僕は去り際のあの悲しそうな表情が忘れられなくて、胸がきゅっと締め付けられた。
☆★☆★☆
その日の放課後。流歌先輩と逢う前に川越さんの元へ一度立ち寄った。
先輩ごめんなさい、今日は遅れそうかもです。
「川越さんっ!」
「あれ、村越君?どうしたの?」
「少しだけ時間、いいかな?」
「う、うん……」
川越さんから緊張感が伝わり、僕も少し緊張し始めた。
今、教室に残っているのは僕と川越さんの二人だけ。
「……それで話って?」
「川越さんさえ良ければ、だけど。クリスマスに僕の家に来ない?」
「い、いいのっ?」
「う、うん……一人でも多い方がいいかなって」
ごめんなさい先輩……これも咲愛の為なんです。
「行くっ、絶対行くから!」
川越さんの顔は爽やかな笑みが溢れて、僕は少しだけドキッとした。僕も不思議と笑みが溢れた。
やはり彼女の笑った顔は他のクラスメイトが言うように、可憐で美しく華がある。
流歌先輩とはまた違った女性として僕には写った。
「じ、じゃあまた明日っ!」
「うん。また明日」
川越さんが喜びを抑え切れぬまま飛び出していって、僕がクスクスと笑っていたら、ガラッと空気が変わるように鋭い視線を感じ取った。
その視線こそが――
「むうっ」
――僕の片想い中の人、滝川流歌先輩だった。
「せ、先輩……?!いつからそこに……!?」
「……ふんっ」
流歌先輩はかなり怒っていて、一切顔も合わせてくれない最悪な状況。栗鼠のように頬を膨らませて何かを呟いていた。

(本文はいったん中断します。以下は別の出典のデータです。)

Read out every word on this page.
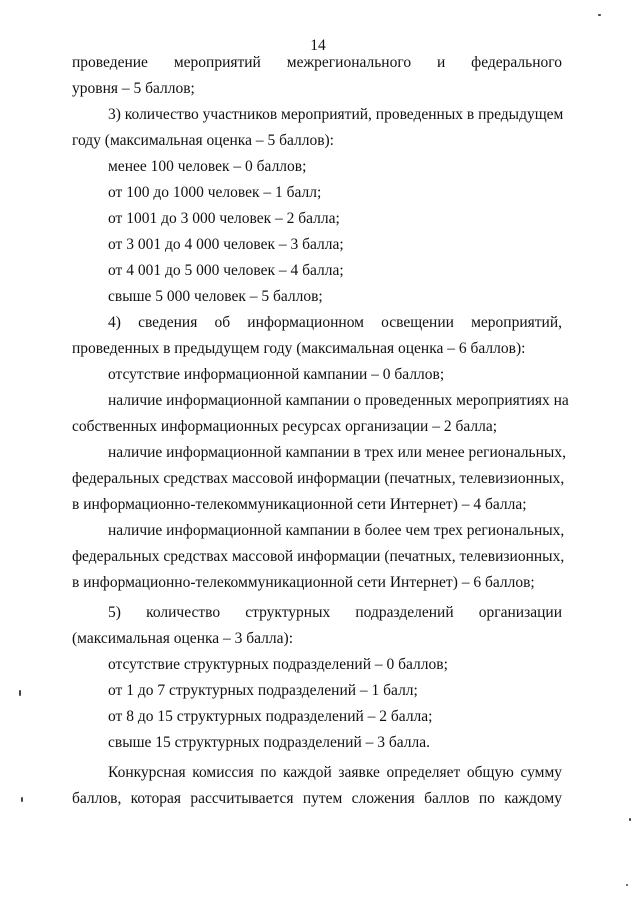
14
проведение мероприятий межрегионального и федерального
уровня – 5 баллов;
3) количество участников мероприятий, проведенных в предыдущем
году (максимальная оценка – 5 баллов):
менее 100 человек – 0 баллов;
от 100 до 1000 человек – 1 балл;
от 1001 до 3 000 человек – 2 балла;
от 3 001 до 4 000 человек – 3 балла;
от 4 001 до 5 000 человек – 4 балла;
свыше 5 000 человек – 5 баллов;
4) сведения об информационном освещении мероприятий,
проведенных в предыдущем году (максимальная оценка – 6 баллов):
отсутствие информационной кампании – 0 баллов;
наличие информационной кампании о проведенных мероприятиях на
собственных информационных ресурсах организации – 2 балла;
наличие информационной кампании в трех или менее региональных,
федеральных средствах массовой информации (печатных, телевизионных,
в информационно-телекоммуникационной сети Интернет) – 4 балла;
наличие информационной кампании в более чем трех региональных,
федеральных средствах массовой информации (печатных, телевизионных,
в информационно-телекоммуникационной сети Интернет) – 6 баллов;
5) количество структурных подразделений организации
(максимальная оценка – 3 балла):
отсутствие структурных подразделений – 0 баллов;
от 1 до 7 структурных подразделений – 1 балл;
от 8 до 15 структурных подразделений – 2 балла;
свыше 15 структурных подразделений – 3 балла.
Конкурсная комиссия по каждой заявке определяет общую сумму
баллов, которая рассчитывается путем сложения баллов по каждому
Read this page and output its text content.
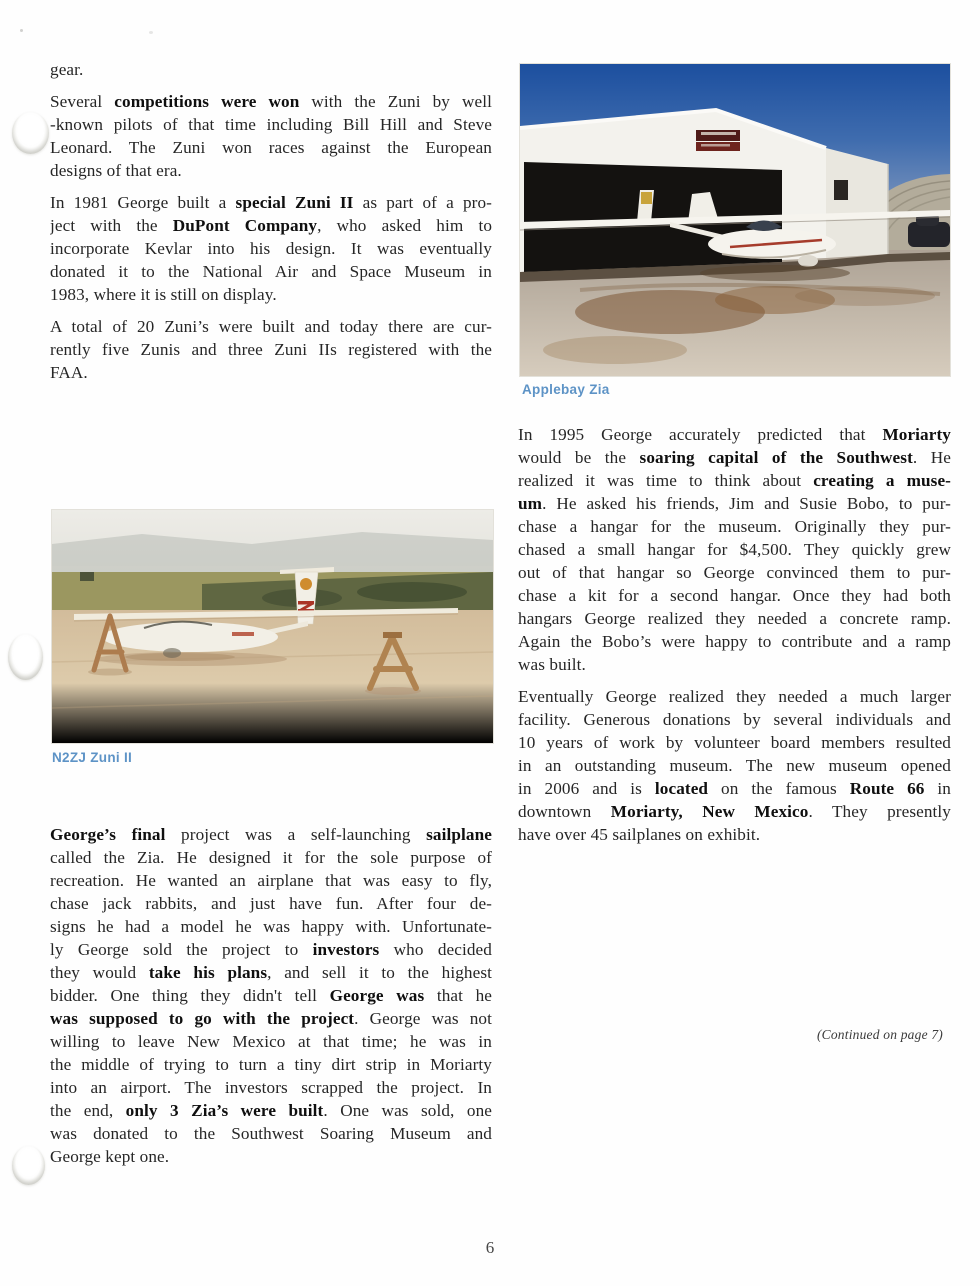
gear.
Several competitions were won with the Zuni by well
-known pilots of that time including Bill Hill and Steve
Leonard. The Zuni won races against the European
designs of that era.
In 1981 George built a special Zuni II as part of a pro-
ject with the DuPont Company, who asked him to
incorporate Kevlar into his design. It was eventually
donated it to the National Air and Space Museum in
1983, where it is still on display.
A total of 20 Zuni’s were built and today there are cur-
rently five Zunis and three Zuni IIs registered with the
FAA.
N2ZJ Zuni II
George’s final project was a self-launching sailplane
called the Zia. He designed it for the sole purpose of
recreation. He wanted an airplane that was easy to fly,
chase jack rabbits, and just have fun. After four de-
signs he had a model he was happy with. Unfortunate-
ly George sold the project to investors who decided
they would take his plans, and sell it to the highest
bidder. One thing they didn't tell George was that he
was supposed to go with the project. George was not
willing to leave New Mexico at that time; he was in
the middle of trying to turn a tiny dirt strip in Moriarty
into an airport. The investors scrapped the project. In
the end, only 3 Zia’s were built. One was sold, one
was donated to the Southwest Soaring Museum and
George kept one.
Applebay Zia
In 1995 George accurately predicted that Moriarty
would be the soaring capital of the Southwest. He
realized it was time to think about creating a muse-
um. He asked his friends, Jim and Susie Bobo, to pur-
chase a hangar for the museum. Originally they pur-
chased a small hangar for $4,500. They quickly grew
out of that hangar so George convinced them to pur-
chase a kit for a second hangar. Once they had both
hangars George realized they needed a concrete ramp.
Again the Bobo’s were happy to contribute and a ramp
was built.
Eventually George realized they needed a much larger
facility. Generous donations by several individuals and
10 years of work by volunteer board members resulted
in an outstanding museum. The new museum opened
in 2006 and is located on the famous Route 66 in
downtown Moriarty, New Mexico. They presently
have over 45 sailplanes on exhibit.
(Continued on page 7)
6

ただ今の僕はかなり焦っており、どうすれば機嫌が治るのだろうかと慌てふためく。
どうしよ……先輩に嫌われちゃった……?折角二人きりって約束だったのに……。
「……って、なんで泣いてるの?」
「な、泣いてません……。目にゴミが入っただけです……」
嘘です。先輩に嫌われたかと思うと涙が止まらなくなったんです。